Re: [PATCH v2] net: add Documentation/networking/scaling.txt

From: Will de Bruijn <willemb@google.com>
To: Rick Jones <rick.jones2@hp.com>
Cc: Eric Dumazet <eric.dumazet@gmail.com>,
	rdunlap@xenotime.net, linux-doc@vger.kernel.org,
	davem@davemloft.net, netdev@vger.kernel.org, therbert@google.com
Subject: Re: [PATCH v2] net: add Documentation/networking/scaling.txt
Date: Thu, 11 Aug 2011 17:34:05 -0400	[thread overview]
Message-ID: <CA+FuTSc3mcL6i8J2CBvbOui1xLNDHPf0DJj=NorSduvRLq+vbg@mail.gmail.com> (raw)
In-Reply-To: <4E44192A.2070204@hp.com>

>> Well, patch was already accepted by David in net tree two days ago ;)
>
> Didn't see the customary "Applied" email - mailer glitch somewhere?
>

I didn't catch that either. Since it's already in, I instead wrote a
patch set where
[1/2] adds one-liners to 00-INDEX for scaling.txt and all other
missing entries (I had no idea how many there were when I started)
[2/2] fixes the few text-related issues that Rick raised below.

Will send them out shortly.

> <rss>
> Whether it lowers latency in the absence of an interrupt processing
> bottleneck depends on whether or not the application(s) receiving the data
> are able/allowed to run on the CPU(s) to which the IRQs of the queues are
> directed right?

The latency saved would be the time spent in the interrupt handler.
With multiple application threads, this delay is reduced if packets
are spread between interrupt service routines on different CPUs. These
savings, if any, are irrespective of where the application threads are
run. I have no data for the practical savings in absence of a
bottleneck: it could be inconsequential.

> Also, what mpstat and its ilk shows as CPUs could be HW threads - is it
> indeed the case that one is optimal when there are as many queues as there
> are HW threads, or is it when there are as many queues as there are discrete
> cores?

In my experience, cores. I'll add a brief statement on HT.

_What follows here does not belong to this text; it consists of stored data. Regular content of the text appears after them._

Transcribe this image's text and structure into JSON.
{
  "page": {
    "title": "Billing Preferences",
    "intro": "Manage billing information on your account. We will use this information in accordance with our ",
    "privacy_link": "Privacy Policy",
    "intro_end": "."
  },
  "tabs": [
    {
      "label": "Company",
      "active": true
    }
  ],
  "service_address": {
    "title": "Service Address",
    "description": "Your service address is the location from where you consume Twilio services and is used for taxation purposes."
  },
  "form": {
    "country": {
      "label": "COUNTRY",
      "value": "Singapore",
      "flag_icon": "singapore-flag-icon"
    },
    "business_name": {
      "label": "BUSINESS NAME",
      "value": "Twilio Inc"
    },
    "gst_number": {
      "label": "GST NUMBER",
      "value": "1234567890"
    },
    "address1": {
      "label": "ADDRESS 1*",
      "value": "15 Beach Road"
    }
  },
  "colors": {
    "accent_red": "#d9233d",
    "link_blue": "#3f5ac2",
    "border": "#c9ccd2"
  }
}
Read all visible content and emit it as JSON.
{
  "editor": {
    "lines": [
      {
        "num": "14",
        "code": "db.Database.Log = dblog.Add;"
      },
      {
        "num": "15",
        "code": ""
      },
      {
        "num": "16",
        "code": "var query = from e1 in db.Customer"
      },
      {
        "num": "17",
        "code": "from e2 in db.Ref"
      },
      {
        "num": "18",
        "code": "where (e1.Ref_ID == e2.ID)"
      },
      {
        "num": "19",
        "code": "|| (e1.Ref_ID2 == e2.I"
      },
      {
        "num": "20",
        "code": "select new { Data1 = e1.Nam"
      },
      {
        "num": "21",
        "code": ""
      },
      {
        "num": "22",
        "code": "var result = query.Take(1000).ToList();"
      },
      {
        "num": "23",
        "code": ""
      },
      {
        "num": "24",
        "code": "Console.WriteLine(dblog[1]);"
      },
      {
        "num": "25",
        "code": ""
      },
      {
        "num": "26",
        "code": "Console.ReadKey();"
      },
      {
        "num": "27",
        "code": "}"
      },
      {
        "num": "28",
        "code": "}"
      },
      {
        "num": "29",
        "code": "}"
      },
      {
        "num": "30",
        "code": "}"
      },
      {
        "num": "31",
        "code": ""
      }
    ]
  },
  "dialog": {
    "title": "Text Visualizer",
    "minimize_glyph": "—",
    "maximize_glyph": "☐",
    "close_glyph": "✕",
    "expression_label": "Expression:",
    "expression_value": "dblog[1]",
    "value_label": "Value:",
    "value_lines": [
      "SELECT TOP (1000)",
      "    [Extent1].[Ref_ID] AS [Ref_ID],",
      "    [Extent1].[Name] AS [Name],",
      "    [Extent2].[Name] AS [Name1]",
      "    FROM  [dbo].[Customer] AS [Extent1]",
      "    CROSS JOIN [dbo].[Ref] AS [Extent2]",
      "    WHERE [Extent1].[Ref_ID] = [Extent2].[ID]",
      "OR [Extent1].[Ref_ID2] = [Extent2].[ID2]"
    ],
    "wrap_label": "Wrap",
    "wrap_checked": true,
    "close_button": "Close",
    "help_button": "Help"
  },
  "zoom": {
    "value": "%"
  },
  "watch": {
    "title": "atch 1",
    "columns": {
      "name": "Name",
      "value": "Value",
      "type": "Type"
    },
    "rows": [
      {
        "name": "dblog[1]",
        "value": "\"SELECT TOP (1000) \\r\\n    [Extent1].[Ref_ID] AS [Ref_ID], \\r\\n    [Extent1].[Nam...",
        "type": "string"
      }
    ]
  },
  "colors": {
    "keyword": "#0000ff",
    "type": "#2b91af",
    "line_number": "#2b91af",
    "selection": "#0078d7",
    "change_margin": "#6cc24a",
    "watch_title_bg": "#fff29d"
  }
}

> If I have disabled interrupt coalescing in the name of latency, does the
> number of queues actually affect the number of interrupts?

Good point: I suppose it doesn't.

> Certainly any CPU processing interrupts that stays below 100% utilization is
> less likely to be a bottleneck, but if there are algorithms/heuristics that
> get more efficient under load, staying below the 100% CPU utilization mark
> doesn't mean that peak efficiency has been reached.  If there is something
> that processes more and more packets per lock grab/release then it is
> actually most efficient in terms of packets processed per unit CPU
> consumption once one gets to the ragged edge of saturation.

a busy polling CPU would be an example where measuring utilization is
useless. But for default interrupt-based device driver operation,
utilization of a CPU dedicated exclusively to HW interrupt processing
is indicative of overflow.

> Is utilization of the rx ring associated with the queue the more accurate,
> albeit unavailable, measure of saturation?

measuring overflow here could be an interesting alternative.

> This isn't the first mention of "cache domain"

I will add a definition on first use.

> This one is more drift than critique of the documentation itself, but just
> how often is the scheduler shuffling a thread of execution around anyway?  I
> would have thought that was happening on a timescale that would seem
> positively glacial compared to packet arrival rates.

I didn't contribute to the evaluation or implementation, so cannot
answer decisively (just happen to have written a user's guide for
colleagues that could be reworked into this)

> Again, drifting from critique simply of the documentation, but if
> accelerated RFS is indeed goodness when RFS is being used and the NIC HW
> supports it, shouldn't it be enabled automagically?  And then drifting back
> to the documentation itself, if accelerated RFS isn't enabled automagically
> with RFS today, does the reason suggest a caveat to the suggested
> configuration?

It probably should be enabled automatically, indeed.

> I'd probably go with "over all packets in the flow"

will change that.

> And I'm curious/confused about rates of thread migration vs packets - it
> seems like the mechanisms in place to avoid OOO packets have a property that
> the queue selected can remain "stuck" when the packet rates are sufficiently
> high.

It sounds like that, yes.

> If being stuck isn't likely, it suggests that "normal" processing is
> enough to get packets drained - that the thread of execution is (at least in
> the context of sending and receiving traffic) going idle.

Not necessarily, if a single thread processes many connections at
once. State is kept on a per connection basis in the sk struct.

> In the specific example of TCP, I see where ACK of data is sufficient to
> guarantee no OOO on outbound when migrating, but all that is really
> necessary is transmit completion by the NIC, no?  Admittedly, getting that
> information to TCP is probably undesired overhead, but doesn't using the ACK
> "penalize" the thread/TCP talking to more remote (in terms of RTT)
> destinations?

Probably, but perhaps someone with more intimate knowledge of the
implementation should answer definitely.